An employment tribunal followed the decision of Kenneth MacRae v Dawson [1984] IRLR 5 (preferring it over the earlier decision of A Dakri & Co Ltd v Tiffen [1981] ICR 256 to the contrary) and held that there was no term to be implied as to reasonableness so far as the length of lay off was concerned, but that if there had been, the period was not unreasonable in all the circumstances of the case. As there was no repudiatory breach of contract, there was no constructive dismissal.
The EAT (Langstaff P presiding) dismissed the appeal, ruling that there was no implied term as contended for. Dawson should be followed unless obviously wrong, and, since it was later in time, and had expressly considered Tiffin, it was in any event to be preferred.

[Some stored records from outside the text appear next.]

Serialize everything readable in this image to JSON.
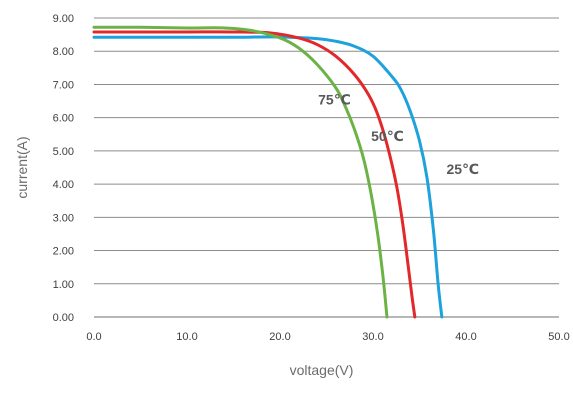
{
  "chart_data": {
    "type": "line",
    "xlabel": "voltage(V)",
    "ylabel": "current(A)",
    "xlim": [
      0,
      50
    ],
    "ylim": [
      0,
      9
    ],
    "x_ticks": [
      "0.0",
      "10.0",
      "20.0",
      "30.0",
      "40.0",
      "50.0"
    ],
    "y_ticks": [
      "0.00",
      "1.00",
      "2.00",
      "3.00",
      "4.00",
      "5.00",
      "6.00",
      "7.00",
      "8.00",
      "9.00"
    ],
    "grid": "horizontal",
    "series": [
      {
        "name": "25°C",
        "color": "#1ea2dc",
        "points": [
          [
            0,
            8.42
          ],
          [
            5,
            8.42
          ],
          [
            10,
            8.42
          ],
          [
            15,
            8.42
          ],
          [
            20,
            8.43
          ],
          [
            24,
            8.38
          ],
          [
            26,
            8.3
          ],
          [
            28,
            8.15
          ],
          [
            30,
            7.85
          ],
          [
            32,
            7.25
          ],
          [
            33,
            6.85
          ],
          [
            34,
            6.2
          ],
          [
            35,
            5.3
          ],
          [
            35.8,
            4.2
          ],
          [
            36.5,
            2.6
          ],
          [
            37,
            1.0
          ],
          [
            37.4,
            0
          ]
        ]
      },
      {
        "name": "50°C",
        "color": "#e2282a",
        "points": [
          [
            0,
            8.58
          ],
          [
            5,
            8.58
          ],
          [
            10,
            8.58
          ],
          [
            15,
            8.58
          ],
          [
            19,
            8.55
          ],
          [
            22,
            8.4
          ],
          [
            24,
            8.2
          ],
          [
            26,
            7.85
          ],
          [
            28,
            7.3
          ],
          [
            29.5,
            6.7
          ],
          [
            30.5,
            6.1
          ],
          [
            31.5,
            5.2
          ],
          [
            32.5,
            4.0
          ],
          [
            33.2,
            2.8
          ],
          [
            33.8,
            1.5
          ],
          [
            34.2,
            0.6
          ],
          [
            34.5,
            0
          ]
        ]
      },
      {
        "name": "75°C",
        "color": "#6cb246",
        "points": [
          [
            0,
            8.72
          ],
          [
            5,
            8.72
          ],
          [
            10,
            8.7
          ],
          [
            14,
            8.7
          ],
          [
            17,
            8.62
          ],
          [
            20,
            8.4
          ],
          [
            22,
            8.1
          ],
          [
            24,
            7.6
          ],
          [
            26,
            6.9
          ],
          [
            27,
            6.35
          ],
          [
            28,
            5.65
          ],
          [
            29,
            4.75
          ],
          [
            29.8,
            3.7
          ],
          [
            30.5,
            2.5
          ],
          [
            31,
            1.4
          ],
          [
            31.3,
            0.6
          ],
          [
            31.5,
            0
          ]
        ]
      }
    ],
    "annotations": [
      {
        "text": "75℃",
        "x": 24.1,
        "y": 6.4,
        "color": "#595959"
      },
      {
        "text": "50℃",
        "x": 29.8,
        "y": 5.3,
        "color": "#595959"
      },
      {
        "text": "25℃",
        "x": 37.9,
        "y": 4.3,
        "color": "#595959"
      }
    ]
  }
}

Langstaff P firmly stated that a contract remains a wage/work bargain. If that bargain provides that there are some circumstances in which no money will be paid, no work done, or both, then the failure of the employer to pay in those circumstances will not be a breach of contract. Further, Parliament had provided a scheme for balancing the rights and interests of employer and employee on those occasions where both were adversely affected by a downturn in business. The Employment Rights Act 1996, s148 provides for a period of lay off or short time working (LOST) during which there is no entitlement to claim a redundancy payment. But, after the period of LOST prescribed by ERA s148(2), an employee can serve a notice claiming a payment. For this additional reason this left no room for the implied term in the employment contract advanced by Mr Craig.
Langstaff P did not rule out (see para 46) a constructive dismissal claim based on the employer's breach of the duty of trust and confidence (for example if the employer's desire to maximize profits resulted in behaviour calculated to damage or destroy the relationship of trust and confidence). But this did not arise in the present case.